Hints:  Other dried fruits may be used in place of the apricots.  I have used dried mangos and really enjoyed the mango flavor.  Instead of using nutritional yeast, some grated soy cheese may be sprinkled over the top and allowed to melt slightly before serving.

Baked Pumpkins or Squashes with Wild Rice Stuffing
By Alex Bury, McDougall Program cooking instructor

Preparation Time:  30 minutes
Cooking Time:  1 ½ hours (may be done in 2 stages)
Servings: 6-8, depending on what else you’re serving

6 small or 2 large pumpkins or squashes
            *Delicata  or dumpling squashes work beautifully
¼ cup white wine or vegetable stock
1 medium yellow onion, diced
2 carrots, diced
4 stalks celery, diced, set half aside for later
1 medium zucchini, diced
6 cloves garlic, minced
6 ½ cups water and/or wine and/or stock
2 cups long-grain brown rice
¾ cup wild rice
¼ cup dried parsley
1 tablespoon sage
1 teaspoon nutmeg
1 teaspoon black pepper
¼ cup currants
¼ cup dried apricots, chopped small

Taste stuffing before you add:
1 tablespoon tamari (optional)
1 tablespoon miso paste (optional) 

Preheat oven to 375 degrees.

With a sharp knife, cut lid off the top of each pumpkin. Use a large spoon to scoop out the seeds and stringy fibers. Set a square of foil over the opening on top of the pumpkin and set the lid on top of the foil (the foil is to keep the lid from falling back into the pumpkins). Place prepared pumpkins in a baking pan filled with about 1/2 inch of water and bake until the insides are tender, about 45 minutes to 1 hour, depending on the size of your pumpkins. Remove from the oven and keep warm, or refrigerate overnight—you can do this step the day before.
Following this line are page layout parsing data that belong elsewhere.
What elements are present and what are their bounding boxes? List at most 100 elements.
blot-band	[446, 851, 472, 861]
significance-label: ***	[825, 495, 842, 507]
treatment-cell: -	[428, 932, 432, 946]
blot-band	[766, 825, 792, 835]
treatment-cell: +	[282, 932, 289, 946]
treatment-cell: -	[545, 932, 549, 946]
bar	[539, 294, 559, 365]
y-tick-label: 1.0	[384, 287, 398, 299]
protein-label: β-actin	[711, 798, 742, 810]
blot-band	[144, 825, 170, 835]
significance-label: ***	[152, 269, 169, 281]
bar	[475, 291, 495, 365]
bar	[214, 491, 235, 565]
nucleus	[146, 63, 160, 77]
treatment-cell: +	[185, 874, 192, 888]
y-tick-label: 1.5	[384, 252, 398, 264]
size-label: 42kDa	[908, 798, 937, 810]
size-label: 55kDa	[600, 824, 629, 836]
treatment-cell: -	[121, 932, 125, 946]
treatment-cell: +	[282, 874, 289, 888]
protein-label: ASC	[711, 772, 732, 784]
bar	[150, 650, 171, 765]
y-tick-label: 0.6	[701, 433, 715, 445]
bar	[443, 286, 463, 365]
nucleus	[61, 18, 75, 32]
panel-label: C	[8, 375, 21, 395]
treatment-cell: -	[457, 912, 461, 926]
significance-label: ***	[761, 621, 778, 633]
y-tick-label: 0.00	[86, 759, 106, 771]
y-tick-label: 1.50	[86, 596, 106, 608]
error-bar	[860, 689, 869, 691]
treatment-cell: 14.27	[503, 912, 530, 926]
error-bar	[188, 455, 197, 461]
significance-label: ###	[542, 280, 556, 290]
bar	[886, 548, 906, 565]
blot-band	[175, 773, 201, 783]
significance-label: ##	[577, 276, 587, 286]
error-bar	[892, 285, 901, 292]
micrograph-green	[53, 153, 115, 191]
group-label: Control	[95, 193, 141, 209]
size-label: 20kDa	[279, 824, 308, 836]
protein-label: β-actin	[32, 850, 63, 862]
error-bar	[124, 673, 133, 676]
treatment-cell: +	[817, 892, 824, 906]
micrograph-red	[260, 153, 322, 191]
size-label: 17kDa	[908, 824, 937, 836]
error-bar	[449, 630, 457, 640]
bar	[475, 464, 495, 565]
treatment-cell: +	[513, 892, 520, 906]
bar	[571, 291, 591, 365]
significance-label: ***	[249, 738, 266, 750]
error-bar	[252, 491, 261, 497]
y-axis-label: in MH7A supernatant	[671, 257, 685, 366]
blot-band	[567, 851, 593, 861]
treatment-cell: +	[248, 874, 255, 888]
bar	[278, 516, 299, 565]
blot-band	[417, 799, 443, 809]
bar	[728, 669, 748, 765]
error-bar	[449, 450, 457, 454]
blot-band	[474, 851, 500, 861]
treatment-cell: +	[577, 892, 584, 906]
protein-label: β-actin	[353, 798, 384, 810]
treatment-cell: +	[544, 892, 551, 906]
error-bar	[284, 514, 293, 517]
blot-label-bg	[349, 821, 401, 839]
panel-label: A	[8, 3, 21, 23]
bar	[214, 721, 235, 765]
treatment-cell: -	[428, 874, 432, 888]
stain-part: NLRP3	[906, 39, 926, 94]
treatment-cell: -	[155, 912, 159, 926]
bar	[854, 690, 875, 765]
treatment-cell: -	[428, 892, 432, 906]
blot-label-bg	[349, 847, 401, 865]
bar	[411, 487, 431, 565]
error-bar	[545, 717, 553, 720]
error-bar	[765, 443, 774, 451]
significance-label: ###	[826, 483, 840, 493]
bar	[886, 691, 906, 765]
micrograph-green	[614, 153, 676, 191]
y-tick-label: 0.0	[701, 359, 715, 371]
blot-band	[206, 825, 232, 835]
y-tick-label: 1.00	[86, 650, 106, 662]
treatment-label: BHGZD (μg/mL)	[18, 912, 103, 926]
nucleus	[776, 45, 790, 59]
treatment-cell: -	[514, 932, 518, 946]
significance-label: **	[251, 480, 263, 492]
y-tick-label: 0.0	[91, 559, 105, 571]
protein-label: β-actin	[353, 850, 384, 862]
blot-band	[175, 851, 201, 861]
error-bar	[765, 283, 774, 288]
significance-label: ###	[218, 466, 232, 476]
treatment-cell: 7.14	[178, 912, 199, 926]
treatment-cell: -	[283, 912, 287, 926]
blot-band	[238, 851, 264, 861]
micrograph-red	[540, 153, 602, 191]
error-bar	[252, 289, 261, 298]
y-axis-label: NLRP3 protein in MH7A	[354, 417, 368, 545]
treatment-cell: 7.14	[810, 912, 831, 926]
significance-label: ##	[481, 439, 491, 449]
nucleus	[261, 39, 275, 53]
While the pumpkins are baking prepare the rice. In a large saucepan, heat the ¼  cup of stock or wine over medium-high heat. Add the onion, carrot, half the diced celery, zucchini, and garlic, and sauté until the vegetables are tender, about 8 minutes. Stir in the water, wine or stock, brown and wild rice, parsley, pepper, sage and nutmeg and bring to a simmer.  Cover and cook over low heat until all of the liquid is absorbed, about 45 minutes. Fluff with a fork, and stir in the currants, apricots, second half of raw diced celery, tamari and miso.  Set aside until the pumpkins are done.  You can do this the day before.

When the pumpkins are finished baking, discard the foil; spoon the hot rice mixture into the pumpkins and cover with the lids and serve.   If you’re making one big pumpkin (instead of individual ones), be sure to scoop out some of the inside of the pumpkin along with the rice stuffing for each serving.  If you’re making things the day before, then stuff the cold stuffing into the cold pumpkins and bake at 350 degrees for 30 minutes, until hot and puffy.

HINTS:
1.
 Wine or water is better than stock in this recipe.  Stock can mask the flavor of the rice and miso, and if your stock is salty, then you won’t be able to use the miso—and it adds a nice creaminess.

2.
 You can add 1 cup of sliced mushrooms (any kind) to the beginning, to sauté with the carrots and onion.  You may also enjoy 1 cup raw, fresh, whole cranberries.

3.
 You can add 1 cup of chopped water chestnuts instead of the raw celery at the end.

4.
 1 small apple, finely diced, is very nice added at the end, as is ¼ cup dried cranberries.

5.
 You can add cooked white beans for extra richness and body.  They will partially break up as you stir them into the stuffing (at the end of the cooking time), and that will create a nice creaminess.  You can also add whole roast garlic cloves for the same creaminess and added flavor.